Je fais souvent des blagues idiotes quand je dis qu'un Desrochers à son meilleur fait mal paraître le père Hugo. Il arrive que le disciple dépasse le maître. Cela s'est produit pour l'auteur d'À l'ombre de l'Orford vis-à-vis certains des poètes les plus importants du XIXe et commencement du XXe siècle, quand il a conçu des pièces au lyrisme aussi puissant que celui de "Désespérance romantique" et de "Hymne au vent du Nord".

Cette correspondace m'a profondément marqué.
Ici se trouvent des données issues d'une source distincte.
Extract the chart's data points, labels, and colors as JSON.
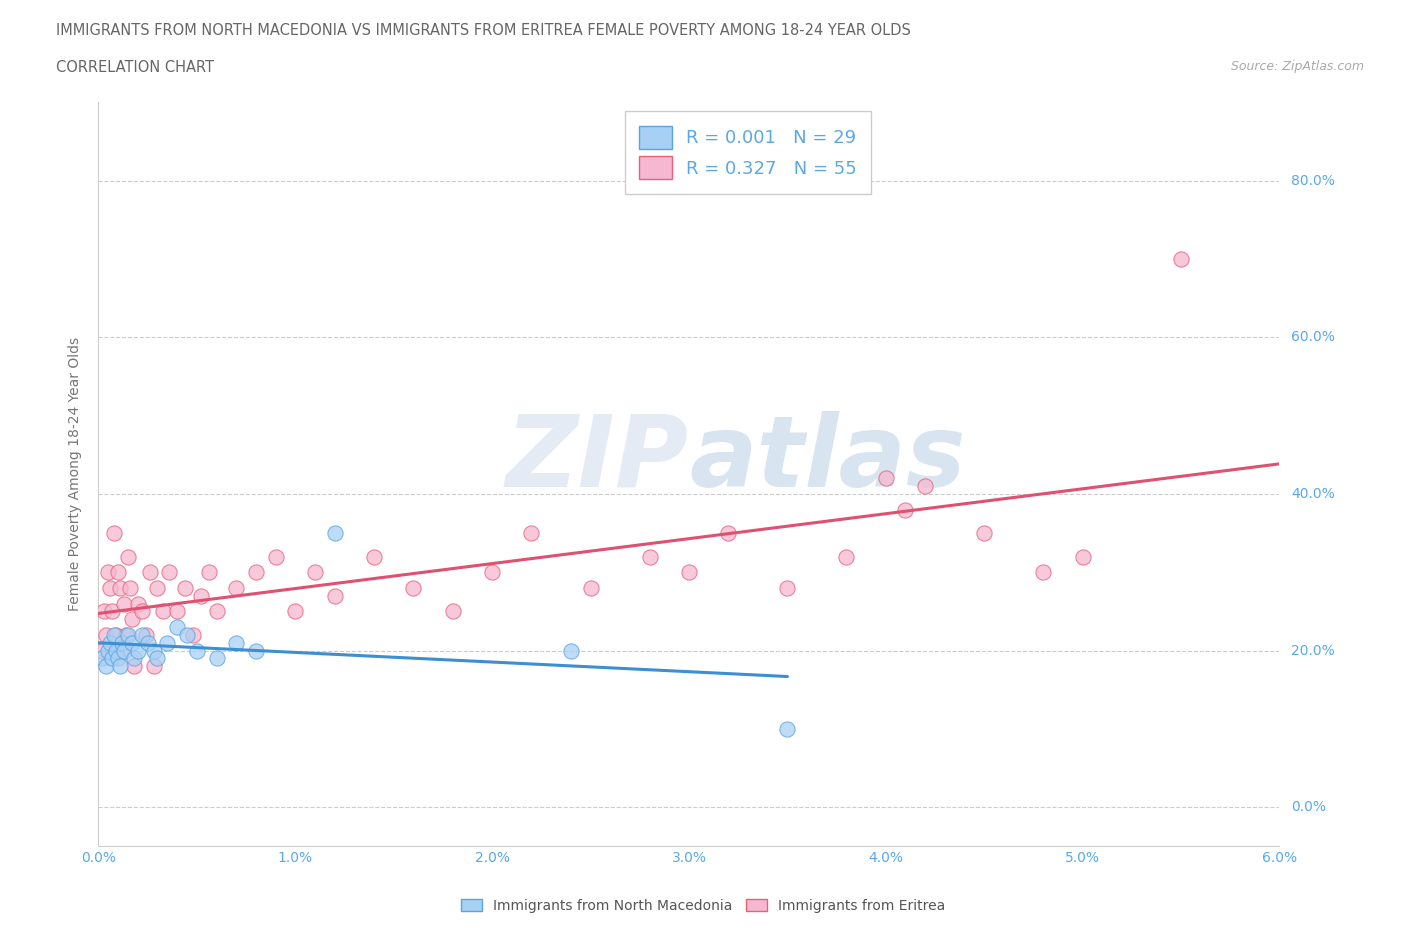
{
  "title_line1": "IMMIGRANTS FROM NORTH MACEDONIA VS IMMIGRANTS FROM ERITREA FEMALE POVERTY AMONG 18-24 YEAR OLDS",
  "title_line2": "CORRELATION CHART",
  "source_text": "Source: ZipAtlas.com",
  "ylabel": "Female Poverty Among 18-24 Year Olds",
  "xlim": [
    0.0,
    6.0
  ],
  "ylim": [
    -5.0,
    90.0
  ],
  "ytick_labels": [
    "0.0%",
    "20.0%",
    "40.0%",
    "60.0%",
    "80.0%"
  ],
  "ytick_values": [
    0,
    20,
    40,
    60,
    80
  ],
  "xtick_labels": [
    "0.0%",
    "1.0%",
    "2.0%",
    "3.0%",
    "4.0%",
    "5.0%",
    "6.0%"
  ],
  "xtick_values": [
    0,
    1,
    2,
    3,
    4,
    5,
    6
  ],
  "legend_label1": "Immigrants from North Macedonia",
  "legend_label2": "Immigrants from Eritrea",
  "R1": "0.001",
  "N1": "29",
  "R2": "0.327",
  "N2": "55",
  "color_blue": "#A8D0F5",
  "color_pink": "#F5B8D0",
  "color_blue_dark": "#5BA3E0",
  "color_pink_dark": "#E8607A",
  "color_blue_line": "#3D8FD4",
  "color_pink_line": "#E05070",
  "color_title": "#666666",
  "color_axis_label": "#777777",
  "color_tick": "#5BA8E8",
  "watermark_color": "#E5EBF5",
  "scatter_blue_x": [
    0.02,
    0.04,
    0.05,
    0.06,
    0.07,
    0.08,
    0.09,
    0.1,
    0.11,
    0.12,
    0.13,
    0.15,
    0.17,
    0.18,
    0.2,
    0.22,
    0.25,
    0.28,
    0.3,
    0.35,
    0.4,
    0.45,
    0.5,
    0.6,
    0.7,
    0.8,
    1.2,
    2.4,
    3.5
  ],
  "scatter_blue_y": [
    19,
    18,
    20,
    21,
    19,
    22,
    20,
    19,
    18,
    21,
    20,
    22,
    21,
    19,
    20,
    22,
    21,
    20,
    19,
    21,
    23,
    22,
    20,
    19,
    21,
    20,
    35,
    20,
    10
  ],
  "scatter_pink_x": [
    0.02,
    0.03,
    0.04,
    0.05,
    0.06,
    0.07,
    0.08,
    0.09,
    0.1,
    0.11,
    0.12,
    0.13,
    0.14,
    0.15,
    0.16,
    0.17,
    0.18,
    0.2,
    0.22,
    0.24,
    0.26,
    0.28,
    0.3,
    0.33,
    0.36,
    0.4,
    0.44,
    0.48,
    0.52,
    0.56,
    0.6,
    0.7,
    0.8,
    0.9,
    1.0,
    1.1,
    1.2,
    1.4,
    1.6,
    1.8,
    2.0,
    2.2,
    2.5,
    2.8,
    3.0,
    3.2,
    3.5,
    3.8,
    4.0,
    4.1,
    4.2,
    4.5,
    4.8,
    5.0,
    5.5
  ],
  "scatter_pink_y": [
    20,
    25,
    22,
    30,
    28,
    25,
    35,
    22,
    30,
    28,
    20,
    26,
    22,
    32,
    28,
    24,
    18,
    26,
    25,
    22,
    30,
    18,
    28,
    25,
    30,
    25,
    28,
    22,
    27,
    30,
    25,
    28,
    30,
    32,
    25,
    30,
    27,
    32,
    28,
    25,
    30,
    35,
    28,
    32,
    30,
    35,
    28,
    32,
    42,
    38,
    41,
    35,
    30,
    32,
    70
  ]
}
Leurs relations étaient parfois tendues. Desrochers qui était de la vieille école, n'aimait pas les poèmes en prose. Avant même d'avoir lu l'oeuvre de Marchand, il écrivait : "Le poème en prose m'a toujours semblé un genre bâtard. Avis!" De son côté, Marchand était déçu de la faible production littéraire de Desrochers à qui il reprochait sa paresse et son penchant pour la bouteille. Le 29 décembre 1937, il écrivait :

Je crois que tu bois trop, espèce de cochon. Si tu crèves avant d'avoir donné à ton pays les chefs-d'oeuvre qu'il est en droit d'attendre de ton magnifique talent, tu peux être sûr que je n'irai pas à tes funérailles. Mais pendant qu'on enterrera ta carcasse, je consacrerai un éreintement soigné à ton oeuvre. Ce sera ma façon de te manifester mon admiration déçue.